Optimization

I.  Quiz

II.  Homework

III.  Optimization

Steps for solving:

1)  Draw the picture and label variables

2)  Determine a constraint equation  (if necessary) and a maximizing (minimizing) equation.

3)  Use the constraint equation to solve for one of the variables and substitute it into the maximizing (minimizing) equation.

4)  Take a derivative and set it equal to zero.  Solve

5)  Answer the question

Example: You want to construct a can that holds 150 cubic inches of juice as cheaply as possible.

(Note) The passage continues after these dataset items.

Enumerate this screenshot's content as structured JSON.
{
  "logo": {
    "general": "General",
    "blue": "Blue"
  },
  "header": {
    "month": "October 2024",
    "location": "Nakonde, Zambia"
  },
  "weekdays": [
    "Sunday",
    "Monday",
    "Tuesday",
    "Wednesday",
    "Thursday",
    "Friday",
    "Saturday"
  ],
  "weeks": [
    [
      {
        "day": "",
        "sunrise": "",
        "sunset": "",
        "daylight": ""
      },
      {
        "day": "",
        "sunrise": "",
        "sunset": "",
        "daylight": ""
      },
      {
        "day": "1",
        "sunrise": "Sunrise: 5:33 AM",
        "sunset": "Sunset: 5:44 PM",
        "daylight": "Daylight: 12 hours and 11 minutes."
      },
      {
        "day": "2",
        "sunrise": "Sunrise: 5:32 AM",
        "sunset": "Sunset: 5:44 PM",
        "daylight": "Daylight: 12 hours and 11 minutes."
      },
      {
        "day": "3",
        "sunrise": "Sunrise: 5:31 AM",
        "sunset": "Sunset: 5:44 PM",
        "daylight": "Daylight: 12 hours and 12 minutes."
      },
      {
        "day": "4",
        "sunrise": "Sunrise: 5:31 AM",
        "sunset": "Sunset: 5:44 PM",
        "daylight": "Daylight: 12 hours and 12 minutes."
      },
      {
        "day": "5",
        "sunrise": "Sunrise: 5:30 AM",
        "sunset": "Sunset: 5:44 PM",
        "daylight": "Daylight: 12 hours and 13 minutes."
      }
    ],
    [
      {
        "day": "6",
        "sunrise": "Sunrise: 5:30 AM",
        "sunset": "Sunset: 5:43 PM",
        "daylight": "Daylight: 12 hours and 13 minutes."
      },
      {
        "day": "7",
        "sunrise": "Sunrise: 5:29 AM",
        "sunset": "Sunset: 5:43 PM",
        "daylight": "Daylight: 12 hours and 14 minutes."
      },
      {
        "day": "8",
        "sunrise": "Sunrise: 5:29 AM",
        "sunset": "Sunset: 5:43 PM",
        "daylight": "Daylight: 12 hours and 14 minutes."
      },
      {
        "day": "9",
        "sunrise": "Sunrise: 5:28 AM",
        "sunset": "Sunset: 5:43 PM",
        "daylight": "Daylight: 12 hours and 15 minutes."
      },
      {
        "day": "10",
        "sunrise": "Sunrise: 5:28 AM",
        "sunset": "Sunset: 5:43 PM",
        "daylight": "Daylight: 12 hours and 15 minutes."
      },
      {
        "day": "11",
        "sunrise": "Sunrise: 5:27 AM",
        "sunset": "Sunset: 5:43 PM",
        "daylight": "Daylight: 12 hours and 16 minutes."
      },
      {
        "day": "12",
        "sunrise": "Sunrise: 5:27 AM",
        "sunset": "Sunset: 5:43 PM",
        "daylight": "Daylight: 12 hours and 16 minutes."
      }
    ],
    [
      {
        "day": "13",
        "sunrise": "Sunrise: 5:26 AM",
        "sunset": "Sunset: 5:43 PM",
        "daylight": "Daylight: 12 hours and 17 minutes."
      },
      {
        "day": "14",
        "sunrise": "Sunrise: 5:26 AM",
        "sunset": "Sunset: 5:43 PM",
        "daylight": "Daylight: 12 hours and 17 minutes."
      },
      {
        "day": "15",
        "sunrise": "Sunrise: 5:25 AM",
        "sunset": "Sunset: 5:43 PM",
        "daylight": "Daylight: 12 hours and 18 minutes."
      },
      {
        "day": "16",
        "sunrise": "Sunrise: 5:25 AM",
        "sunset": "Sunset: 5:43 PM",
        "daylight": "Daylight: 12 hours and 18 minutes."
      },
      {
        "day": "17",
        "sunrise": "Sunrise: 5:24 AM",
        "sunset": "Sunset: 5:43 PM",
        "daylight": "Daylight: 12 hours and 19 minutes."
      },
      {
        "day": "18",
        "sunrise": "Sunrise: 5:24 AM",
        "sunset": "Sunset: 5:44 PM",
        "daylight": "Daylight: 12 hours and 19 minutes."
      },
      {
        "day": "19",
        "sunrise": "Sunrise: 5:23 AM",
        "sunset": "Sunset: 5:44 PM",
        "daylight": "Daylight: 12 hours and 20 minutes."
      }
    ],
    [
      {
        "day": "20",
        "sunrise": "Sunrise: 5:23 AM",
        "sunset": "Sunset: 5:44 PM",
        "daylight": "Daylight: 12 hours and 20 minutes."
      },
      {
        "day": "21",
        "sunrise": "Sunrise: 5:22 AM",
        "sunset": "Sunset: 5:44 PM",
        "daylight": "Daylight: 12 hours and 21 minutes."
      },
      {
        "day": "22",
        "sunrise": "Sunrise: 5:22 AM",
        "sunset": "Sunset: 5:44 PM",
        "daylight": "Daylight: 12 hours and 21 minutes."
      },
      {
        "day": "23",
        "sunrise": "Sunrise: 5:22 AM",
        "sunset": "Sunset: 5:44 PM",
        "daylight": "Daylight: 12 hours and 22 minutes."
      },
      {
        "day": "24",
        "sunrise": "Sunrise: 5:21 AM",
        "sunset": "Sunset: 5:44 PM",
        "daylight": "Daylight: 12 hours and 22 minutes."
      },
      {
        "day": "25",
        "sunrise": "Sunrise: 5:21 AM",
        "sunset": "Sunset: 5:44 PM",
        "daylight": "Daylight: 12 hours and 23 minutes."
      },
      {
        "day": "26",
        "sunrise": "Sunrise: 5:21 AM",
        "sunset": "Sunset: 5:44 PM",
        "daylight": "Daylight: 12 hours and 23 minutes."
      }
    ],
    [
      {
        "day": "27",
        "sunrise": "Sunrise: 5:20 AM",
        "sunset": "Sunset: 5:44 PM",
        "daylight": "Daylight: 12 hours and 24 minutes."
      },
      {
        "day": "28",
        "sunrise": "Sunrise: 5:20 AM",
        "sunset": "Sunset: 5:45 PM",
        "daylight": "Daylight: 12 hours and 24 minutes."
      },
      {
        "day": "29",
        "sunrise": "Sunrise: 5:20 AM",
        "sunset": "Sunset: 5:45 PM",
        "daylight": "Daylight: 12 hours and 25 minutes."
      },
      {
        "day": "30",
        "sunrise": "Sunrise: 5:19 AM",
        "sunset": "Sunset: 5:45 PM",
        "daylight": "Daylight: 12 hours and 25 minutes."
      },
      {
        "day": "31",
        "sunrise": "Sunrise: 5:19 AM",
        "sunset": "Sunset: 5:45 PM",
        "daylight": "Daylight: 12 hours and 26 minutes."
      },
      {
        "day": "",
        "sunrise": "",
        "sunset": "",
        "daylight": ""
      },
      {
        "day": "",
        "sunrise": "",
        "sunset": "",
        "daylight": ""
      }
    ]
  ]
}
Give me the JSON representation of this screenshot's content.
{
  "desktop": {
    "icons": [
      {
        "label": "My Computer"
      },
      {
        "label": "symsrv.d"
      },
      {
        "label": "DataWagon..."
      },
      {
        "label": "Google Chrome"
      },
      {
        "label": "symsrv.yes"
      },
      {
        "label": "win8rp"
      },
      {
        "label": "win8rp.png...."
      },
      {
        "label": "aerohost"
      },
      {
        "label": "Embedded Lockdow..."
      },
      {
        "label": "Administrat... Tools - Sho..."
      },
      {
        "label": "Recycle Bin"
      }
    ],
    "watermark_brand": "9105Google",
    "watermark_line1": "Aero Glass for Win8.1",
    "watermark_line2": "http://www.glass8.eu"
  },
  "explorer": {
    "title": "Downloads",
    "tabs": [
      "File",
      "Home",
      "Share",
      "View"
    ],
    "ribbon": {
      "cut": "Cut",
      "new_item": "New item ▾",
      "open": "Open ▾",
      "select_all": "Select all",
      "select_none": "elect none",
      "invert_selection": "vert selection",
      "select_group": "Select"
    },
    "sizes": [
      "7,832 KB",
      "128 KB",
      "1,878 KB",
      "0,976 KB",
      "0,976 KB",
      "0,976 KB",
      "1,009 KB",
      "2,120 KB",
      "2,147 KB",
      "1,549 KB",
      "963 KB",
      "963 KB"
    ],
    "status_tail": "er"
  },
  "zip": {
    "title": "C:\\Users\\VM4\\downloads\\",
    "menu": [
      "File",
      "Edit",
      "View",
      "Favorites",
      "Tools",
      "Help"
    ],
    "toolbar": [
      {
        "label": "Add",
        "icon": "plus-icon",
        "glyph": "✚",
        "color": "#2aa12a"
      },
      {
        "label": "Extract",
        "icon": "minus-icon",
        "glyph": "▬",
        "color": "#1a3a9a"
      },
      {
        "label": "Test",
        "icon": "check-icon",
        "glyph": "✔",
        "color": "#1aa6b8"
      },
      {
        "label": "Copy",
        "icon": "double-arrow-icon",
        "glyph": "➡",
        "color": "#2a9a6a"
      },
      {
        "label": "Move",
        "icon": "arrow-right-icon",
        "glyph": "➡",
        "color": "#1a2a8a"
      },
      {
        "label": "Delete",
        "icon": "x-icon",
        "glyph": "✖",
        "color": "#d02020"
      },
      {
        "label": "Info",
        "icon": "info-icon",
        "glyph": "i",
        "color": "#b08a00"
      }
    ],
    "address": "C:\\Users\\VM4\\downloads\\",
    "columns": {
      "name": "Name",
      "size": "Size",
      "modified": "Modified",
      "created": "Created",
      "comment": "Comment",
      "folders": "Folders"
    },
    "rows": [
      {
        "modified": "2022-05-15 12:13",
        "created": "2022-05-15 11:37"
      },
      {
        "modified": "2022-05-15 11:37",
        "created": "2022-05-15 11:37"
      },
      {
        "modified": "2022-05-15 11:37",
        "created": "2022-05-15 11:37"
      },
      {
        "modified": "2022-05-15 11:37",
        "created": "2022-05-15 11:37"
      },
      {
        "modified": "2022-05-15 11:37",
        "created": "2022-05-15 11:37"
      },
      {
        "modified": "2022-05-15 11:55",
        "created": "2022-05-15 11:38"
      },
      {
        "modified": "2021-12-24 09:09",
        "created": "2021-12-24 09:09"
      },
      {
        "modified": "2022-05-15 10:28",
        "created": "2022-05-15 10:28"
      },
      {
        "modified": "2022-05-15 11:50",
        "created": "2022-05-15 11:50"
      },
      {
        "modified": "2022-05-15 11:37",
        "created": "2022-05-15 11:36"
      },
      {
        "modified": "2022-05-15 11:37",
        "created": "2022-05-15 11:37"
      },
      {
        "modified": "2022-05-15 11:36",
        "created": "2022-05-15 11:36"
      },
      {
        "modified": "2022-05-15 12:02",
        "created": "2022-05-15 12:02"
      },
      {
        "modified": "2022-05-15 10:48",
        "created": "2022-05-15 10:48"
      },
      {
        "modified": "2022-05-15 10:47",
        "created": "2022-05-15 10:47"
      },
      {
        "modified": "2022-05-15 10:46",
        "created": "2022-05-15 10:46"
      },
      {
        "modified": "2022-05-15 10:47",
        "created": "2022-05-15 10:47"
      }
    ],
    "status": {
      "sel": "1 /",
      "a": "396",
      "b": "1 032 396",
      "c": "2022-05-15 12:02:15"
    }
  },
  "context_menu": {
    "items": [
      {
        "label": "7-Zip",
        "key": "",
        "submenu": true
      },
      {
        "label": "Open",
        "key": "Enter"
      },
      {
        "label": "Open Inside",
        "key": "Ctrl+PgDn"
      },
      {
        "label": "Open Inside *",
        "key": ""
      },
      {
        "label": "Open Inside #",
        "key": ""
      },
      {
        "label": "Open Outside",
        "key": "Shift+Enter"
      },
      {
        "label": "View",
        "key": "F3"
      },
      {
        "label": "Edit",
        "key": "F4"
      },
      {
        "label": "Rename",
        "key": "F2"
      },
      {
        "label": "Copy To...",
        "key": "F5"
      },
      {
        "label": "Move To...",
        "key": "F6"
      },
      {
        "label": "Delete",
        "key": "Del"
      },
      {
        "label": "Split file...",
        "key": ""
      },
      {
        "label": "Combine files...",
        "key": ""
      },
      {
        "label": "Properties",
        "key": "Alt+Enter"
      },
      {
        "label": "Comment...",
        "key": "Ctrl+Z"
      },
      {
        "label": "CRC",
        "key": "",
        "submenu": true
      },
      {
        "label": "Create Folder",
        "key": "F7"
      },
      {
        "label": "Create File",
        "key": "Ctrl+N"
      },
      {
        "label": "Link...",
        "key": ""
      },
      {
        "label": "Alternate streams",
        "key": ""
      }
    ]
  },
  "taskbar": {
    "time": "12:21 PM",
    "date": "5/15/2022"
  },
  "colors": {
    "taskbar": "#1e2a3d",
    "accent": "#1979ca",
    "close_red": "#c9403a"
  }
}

The top and bottom costs .1 cents per square inch and the side costs .09 cents per square inch. What should the dimensions of the can be?

Solution: 150 = pi r²h and Cost = 2pi r²(.1) + 2pi rh(.09)

The volume equation gives us:

h = 150/pi r² so that

C = .2pi r² + .18pi r(150/pi r²)

= .2pi r² + 27/r

To find the minimum cost we take the derivative and set it equal to 0:

C' = 4pi r - 27/r² = 0

So that

4pi r³ = 27

or

r³ = 27/4pi

r = 2.14in

so that h = 150/pi(2.14²) =10.4 in

Another example:

A lifeguard swims at a rate of 5 feet per second and can run at a rate of 15 feet per second. Suppose that the lifeguard spots a drowning child in the ocean 200 feet down the shore and 50 feet out at sea. How far should the lifeguard run until (s)he begins swimming?

Exercises:

A)  A poster is to have an area of 120 square inches with one inch margins at the bottom and sides and a 2 inch margin at the top.  What dimensions will give the largest printed area?

B)  A quarter mile race track is to be designed by having a rectangle with semicircles on each end.  Find the dimensions that will make the area of the rectangle as large as possible.